È vero che nulla di simile viene consciamente imposto nella società contemporanea, ma è tuttavia possibile ritrovare nel nostro mondo qualcosa che assomigli molto alla descrizione orwelliana: esposta spesso a evidenze opposte – per esempio entrando in contatto con articoli di giornale – la mente è costretta a oscillare fra un’informazione iniziale (credibile per la sorgente in cui nasce) e una serie di pezzi informativi incompatibili con essa.

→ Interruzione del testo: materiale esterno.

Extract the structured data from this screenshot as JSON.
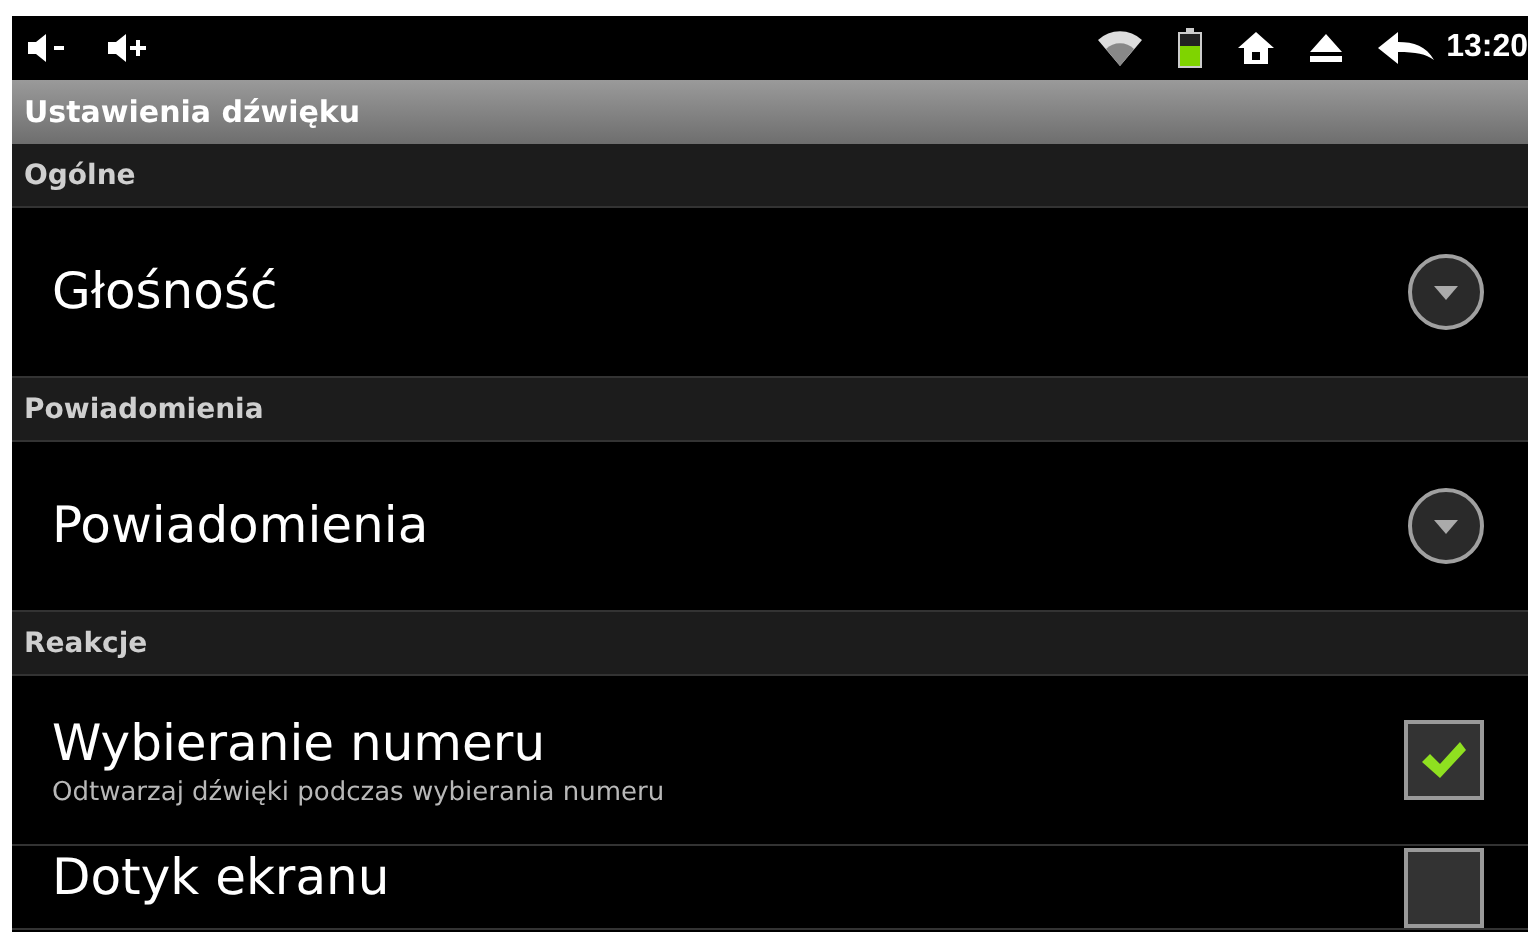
{
  "status_bar": {
    "time": "13:20"
  },
  "title": "Ustawienia dźwięku",
  "sections": [
    {
      "header": "Ogólne",
      "items": [
        {
          "kind": "dropdown",
          "title": "Głośność"
        }
      ]
    },
    {
      "header": "Powiadomienia",
      "items": [
        {
          "kind": "dropdown",
          "title": "Powiadomienia"
        }
      ]
    },
    {
      "header": "Reakcje",
      "items": [
        {
          "kind": "checkbox",
          "title": "Wybieranie numeru",
          "summary": "Odtwarzaj dźwięki podczas wybierania numeru",
          "checked": true
        },
        {
          "kind": "checkbox",
          "title": "Dotyk ekranu",
          "checked": false
        }
      ]
    }
  ]
}
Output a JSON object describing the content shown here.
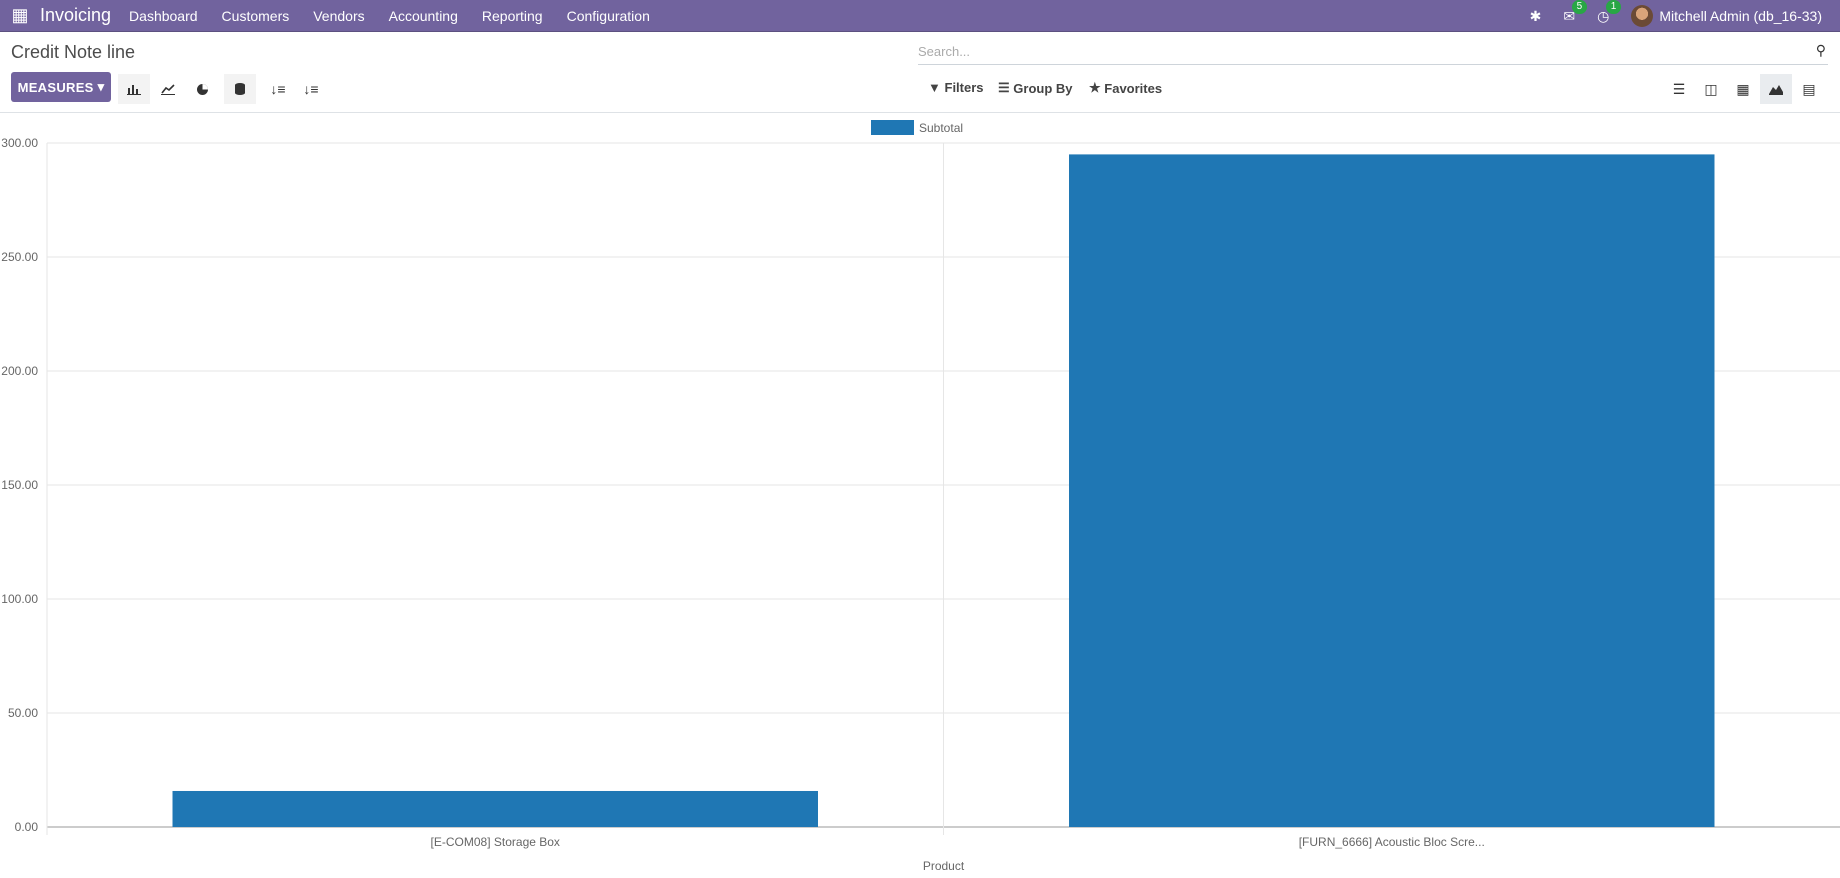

Si può dunque dire che siamo spinti a una specie di bipensiero, in cui una cosa e il suo opposto sono entrambi creduti e allo stesso tempo negati. Le successive informazioni inglobate contraddicono e ridimensionano, ma non distruggono ciò che era contenuto negli articoli iniziali, così che un’opinione e il suo contrario continuano ad avere spazio.

Allo stesso modo, è attuale il problema con cui si misura Orwell: l’annientamento della soggettività individuale in funzione di un’adattabilità al corpus collettivo. L’emergenza e la necessità di riaffermare il valore dei rapporti tra individui: è attraverso la solidarietà che ognuno può avere libertà di espressione. Ne fornisce una rappresentazione attraverso «la lacerata e sofferente rappresentazione nella carne del suo everyman» con cui ci costringe a coincidere (D. Guardamagna, Nineteen Eighty-Four: George Orwell e l’utopia negativa, in Ideologia Linguaggio Potere, cit., p. 150).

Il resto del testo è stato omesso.